We need look no farther than the pretend "war" our current President is busy turning into a negotiated surrender to our real enemy, Iran -- and to the current leaders of the Republican field. Pat Toomey talks about what he thinks each of these men should do to win fiscal conservative voters (Disclaimer: I am not a fiscal conservative, but a radical capitalist.):
  • The boisterous maverick who opposed the Bush tax cuts with the same vociferousness as Ted Kennedy and Tom Daschle will have to prove to conservatives that a President McCain won't stab them in the back again. [Aside from the fact that support for McCain-Feingold automatically makes a candidate unworthy of support, has Mr. Toomey ever read the parable of the Scorpion and the Frog? Too late. --ed]
  • [Rudy Giuliani's positions include] opposition to NAFTA and support for McCain-Feingold. ... Rudy will have to reassure economic conservatives that underneath that Yankees baseball cap, there is a firm commitment to free-market, limited-government values that will benefit the country as a whole. [See my above remark on McCain-Feingold. Also, I have already addressed Giuliani's standing as a "fiscal conservative" at some length. --ed]
  • Romney will also need ... to convince voters that he truly is an economic conservative by distancing himself from his recent labeling of the flat tax as "unfair" and assuring Republicans that his universal health care plan won't be revived under a Romney administration. [This man signed socialized medicine into law. 'Nuff said. --ed]
It is quite likely that our next presidential election will be a race between two candidates who each wish to impose socialized medicine, neither of whom will fight the current war the way it ought to be fought (if at all), and neither of whom is exactly a huge defender of freedom of speech. At least Obama would not surrender while claiming to wage war or pretend that elements of socialized medicine (or carbon taxes for that matter) are compatible with capitalism. And at least his conservative opposition will be more likely to oppose restrictions on freedom of speech with a Democrat in the White House. Best yet, Obama would openly tie his uniformly horrendous policy positions to his Christian faith, reminding many Americans, through his results, of the danger posed by injecting religion into politics.
[Obama] has said he shares core Christian beliefs in God and in Jesus as his resurrected son, he sometimes mentions doubts. In his second book, he admitted uncertainty about the afterlife, and "what existed before the Big Bang." Generally, Mr. Obama emphasizes the communal aspects of religion over the supernatural ones.
Obama will do what he can to make our lives a "communal" Hell on Earth if he is elected, and the blame will (perhaps) finally rest where it belongs: religion. Assuming we survive this Jimmy Carter on Steroids, we may profit greatly as a nation from the experience.
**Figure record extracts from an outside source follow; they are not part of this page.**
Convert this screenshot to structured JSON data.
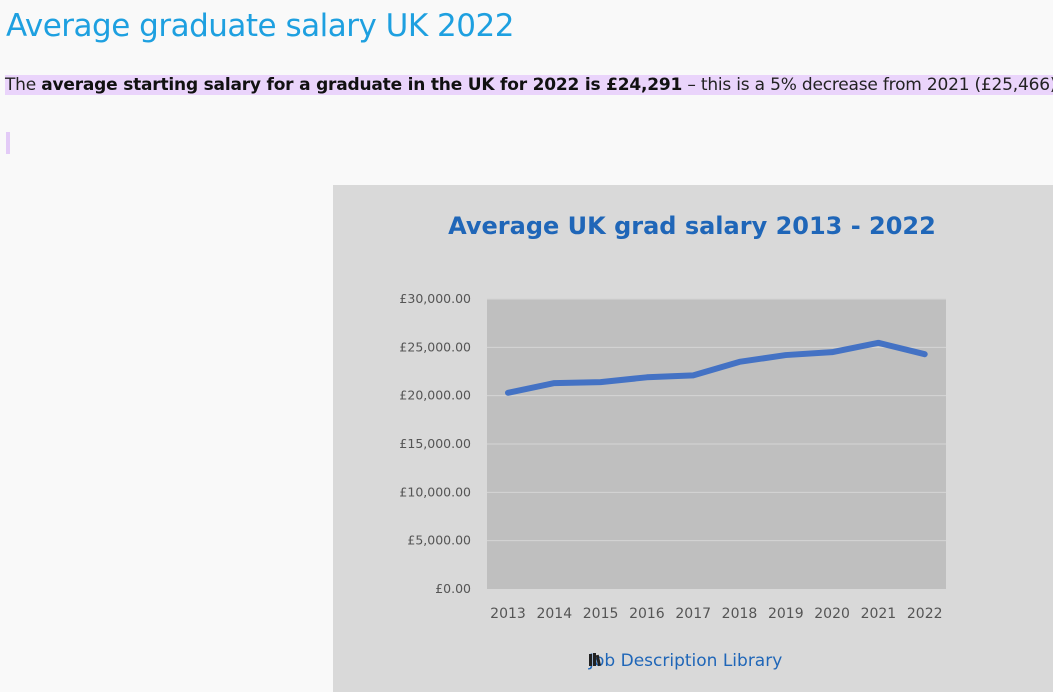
{
  "page": {
    "heading": "Average graduate salary UK 2022",
    "intro": {
      "prefix": "The ",
      "bold": "average starting salary for a graduate in the UK for 2022 is £24,291",
      "suffix": " – this is a 5% decrease from 2021 (£25,466)."
    }
  },
  "brand": {
    "label": "Job Description Library",
    "icon": "books-icon"
  },
  "colors": {
    "heading": "#1ea0e0",
    "chart_title": "#1f66b8",
    "series_line": "#4472c4",
    "plot_bg": "#bfbfbf",
    "card_bg": "#d9d9d9",
    "highlight": "#ead4fb"
  },
  "chart_data": {
    "type": "line",
    "title": "Average UK grad salary 2013 - 2022",
    "xlabel": "",
    "ylabel": "",
    "categories": [
      "2013",
      "2014",
      "2015",
      "2016",
      "2017",
      "2018",
      "2019",
      "2020",
      "2021",
      "2022"
    ],
    "series": [
      {
        "values": [
          20300,
          21300,
          21400,
          21900,
          22100,
          23500,
          24200,
          24500,
          25466,
          24291
        ]
      }
    ],
    "ylim": [
      0,
      30000
    ],
    "yticks": [
      0,
      5000,
      10000,
      15000,
      20000,
      25000,
      30000
    ],
    "ytick_labels": [
      "£0.00",
      "£5,000.00",
      "£10,000.00",
      "£15,000.00",
      "£20,000.00",
      "£25,000.00",
      "£30,000.00"
    ],
    "grid": true,
    "legend": "none"
  }
}
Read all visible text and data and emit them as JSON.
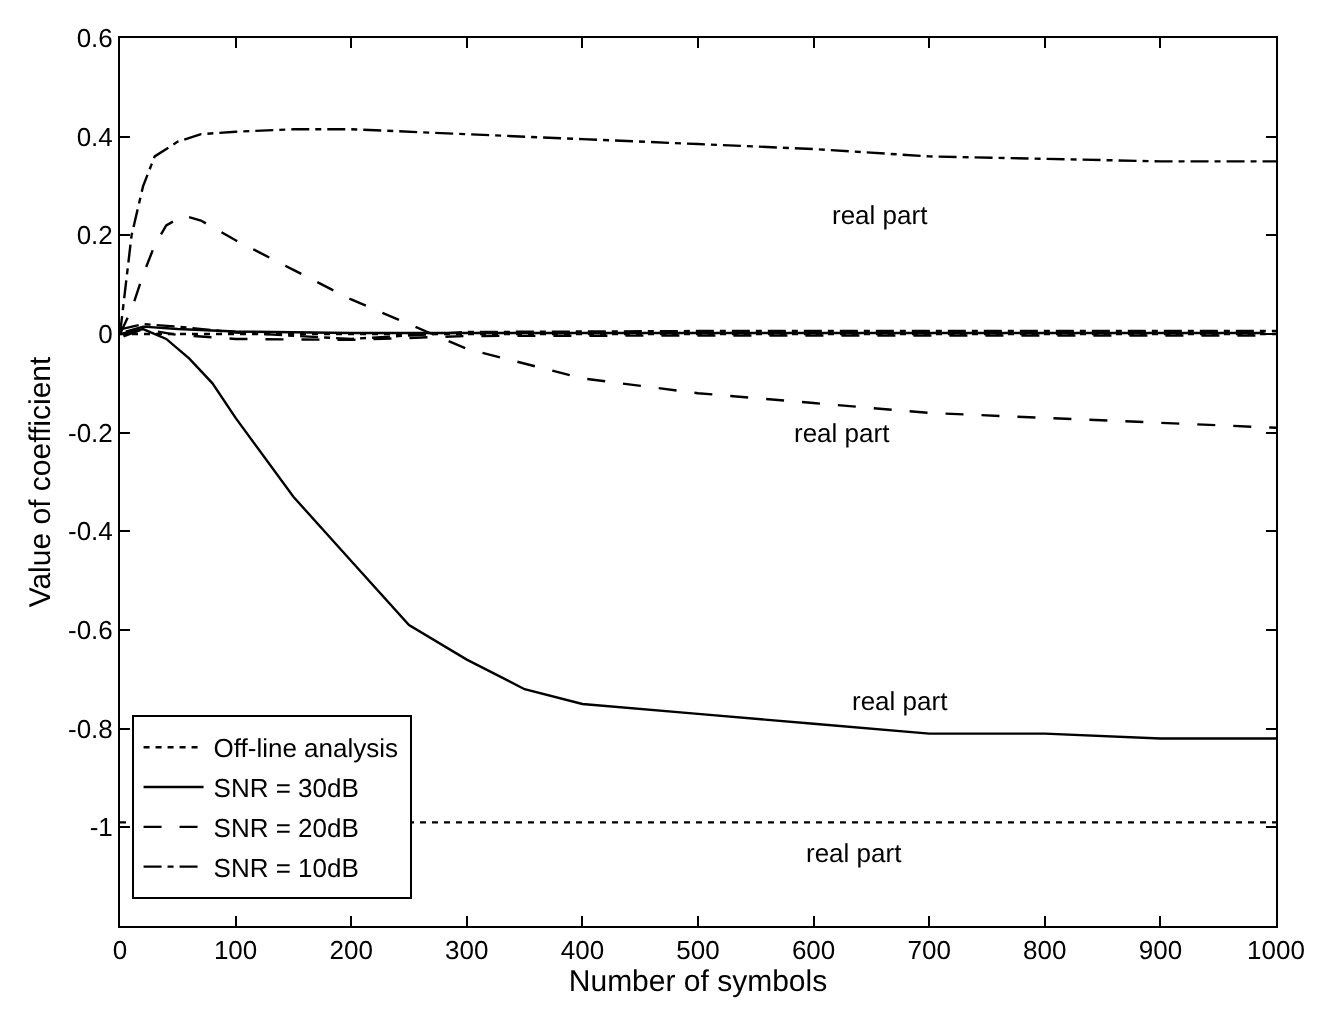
{
  "chart_data": {
    "type": "line",
    "xlabel": "Number of symbols",
    "ylabel": "Value of coefficient",
    "xlim": [
      0,
      1000
    ],
    "ylim": [
      -1.2,
      0.6
    ],
    "xticks": [
      0,
      100,
      200,
      300,
      400,
      500,
      600,
      700,
      800,
      900,
      1000
    ],
    "yticks": [
      {
        "value": -1.2,
        "label": null
      },
      -1,
      -0.8,
      -0.6,
      -0.4,
      -0.2,
      0,
      0.2,
      0.4,
      0.6
    ],
    "legend": "bottom left",
    "marker": "none",
    "series": [
      {
        "name": "Off-line analysis",
        "color": "#000000",
        "line_style": "dotted",
        "x": [
          0,
          1000
        ],
        "values": [
          -0.99,
          -0.99
        ]
      },
      {
        "name": "SNR = 30dB",
        "color": "#000000",
        "line_style": "solid",
        "x": [
          0,
          20,
          40,
          60,
          80,
          100,
          150,
          200,
          250,
          300,
          350,
          400,
          500,
          600,
          700,
          800,
          900,
          1000
        ],
        "values": [
          0,
          0.01,
          -0.01,
          -0.05,
          -0.1,
          -0.17,
          -0.33,
          -0.46,
          -0.59,
          -0.66,
          -0.72,
          -0.75,
          -0.77,
          -0.79,
          -0.81,
          -0.81,
          -0.82,
          -0.82
        ]
      },
      {
        "name": "SNR = 20dB",
        "color": "#000000",
        "line_style": "dashed",
        "x": [
          0,
          10,
          20,
          30,
          40,
          55,
          70,
          100,
          150,
          200,
          250,
          300,
          400,
          500,
          600,
          700,
          800,
          900,
          1000
        ],
        "values": [
          0,
          0.05,
          0.12,
          0.18,
          0.22,
          0.24,
          0.23,
          0.19,
          0.13,
          0.07,
          0.02,
          -0.03,
          -0.09,
          -0.12,
          -0.14,
          -0.16,
          -0.17,
          -0.18,
          -0.19
        ]
      },
      {
        "name": "SNR = 10dB",
        "color": "#000000",
        "line_style": "dashdot",
        "x": [
          0,
          5,
          10,
          20,
          30,
          50,
          70,
          100,
          150,
          200,
          300,
          400,
          500,
          600,
          700,
          800,
          900,
          1000
        ],
        "values": [
          0,
          0.1,
          0.2,
          0.3,
          0.36,
          0.39,
          0.405,
          0.41,
          0.415,
          0.415,
          0.405,
          0.395,
          0.385,
          0.375,
          0.36,
          0.355,
          0.35,
          0.35
        ]
      },
      {
        "color": "#000000",
        "line_style": "dotted",
        "x": [
          0,
          1000
        ],
        "values": [
          0,
          0
        ]
      },
      {
        "color": "#000000",
        "line_style": "solid",
        "x": [
          5,
          20,
          50,
          100,
          200,
          300,
          500,
          990
        ],
        "values": [
          0.005,
          0.015,
          0.01,
          0.005,
          0.002,
          0.002,
          0.002,
          0.002
        ]
      },
      {
        "color": "#000000",
        "line_style": "dashed",
        "x": [
          3,
          20,
          50,
          100,
          200,
          300,
          500,
          995
        ],
        "values": [
          -0.005,
          0.01,
          -0.002,
          -0.01,
          -0.012,
          -0.004,
          -0.003,
          -0.003
        ]
      },
      {
        "color": "#000000",
        "line_style": "dashdot",
        "x": [
          1,
          20,
          50,
          100,
          200,
          300,
          500,
          1000
        ],
        "values": [
          0.01,
          0.02,
          0.015,
          0.003,
          -0.01,
          0.004,
          0.006,
          0.006
        ]
      }
    ],
    "annotations": [
      "real part",
      "real part",
      "real part",
      "real part"
    ]
  }
}
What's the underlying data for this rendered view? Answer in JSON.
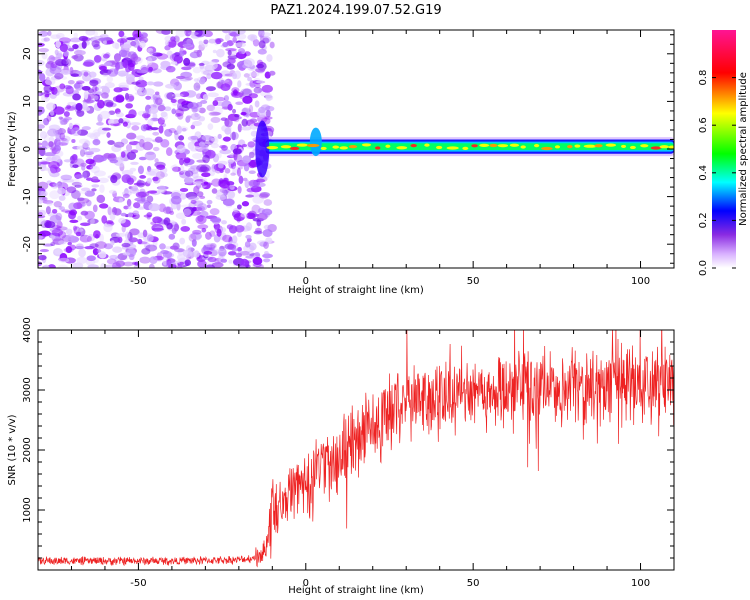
{
  "title": "PAZ1.2024.199.07.52.G19",
  "chart_data": [
    {
      "type": "heatmap",
      "xlabel": "Height of straight line (km)",
      "ylabel": "Frequency (Hz)",
      "xlim": [
        -80,
        110
      ],
      "ylim": [
        -25,
        25
      ],
      "xticks": [
        -50,
        0,
        50,
        100
      ],
      "yticks": [
        -20,
        -10,
        0,
        10,
        20
      ],
      "signal_start_km": -12,
      "signal_frequency_hz": 0.5,
      "colorbar": {
        "label": "Normalized spectral amplitude",
        "range": [
          0.0,
          1.0
        ],
        "ticks": [
          0.0,
          0.2,
          0.4,
          0.6,
          0.8
        ],
        "colors": [
          "#ffffff",
          "#8a2be2",
          "#0000ff",
          "#00ffff",
          "#00ff00",
          "#ffff00",
          "#ff0000",
          "#ff1493"
        ]
      }
    },
    {
      "type": "line",
      "xlabel": "Height of straight line (km)",
      "ylabel": "SNR (10 * v/v)",
      "xlim": [
        -80,
        110
      ],
      "ylim": [
        0,
        4000
      ],
      "xticks": [
        -50,
        0,
        50,
        100
      ],
      "yticks": [
        1000,
        2000,
        3000,
        4000
      ],
      "color": "#ee2222",
      "x": [
        -80,
        -60,
        -40,
        -20,
        -15,
        -12,
        -10,
        -5,
        0,
        5,
        10,
        15,
        20,
        25,
        30,
        40,
        50,
        60,
        70,
        80,
        90,
        100,
        110
      ],
      "values": [
        150,
        150,
        150,
        170,
        200,
        350,
        1000,
        1300,
        1500,
        1700,
        1900,
        2150,
        2400,
        2650,
        2850,
        2900,
        2950,
        2980,
        3000,
        3030,
        3060,
        3080,
        3100
      ],
      "noise_amplitude": 500
    }
  ]
}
Having said this, I shudder to imagine what an Obama Presidency would look like. Would Obama, with opponents afraid to stretch their necks out too far, end up with a cowering, rubber-stamp Congress? Would he succeed in building a socialist-theocrat coalition, thereby morally reinvigorating the former and delivering political power to the latter?

I started this blog with John McWhorter's essay as my point of departure and I end with it as well. McWhorter goes on to speculate how an Obama Presidency will affect conversations about what it means to be black in America. Equally interesting will be whether whites in America learn (or we find that they have learned) that it really is okay to treat a black man as an equal, including expressing honest disagreement with him and stopping him if one honestly thinks he is wrong.

-- CAV

2 comments:

Anonymous said...

If it is reprehensible and sneaky to use white guilt to win the election, what of using 9/11 emotively to deny someone an election? Both sound like skirting around the issues.

Gus Van Horn said...

And speaking of "skirting around the issues", what, if anything, does this have to do with my post?

Or am I automatically "using 9/11 emotively to deny someone an election", if not in league with the Klan, simply by virtue of the fact that I disagree with Obama's politics and am wary of how the left has distorted the issue of individual rights for members of minority groups?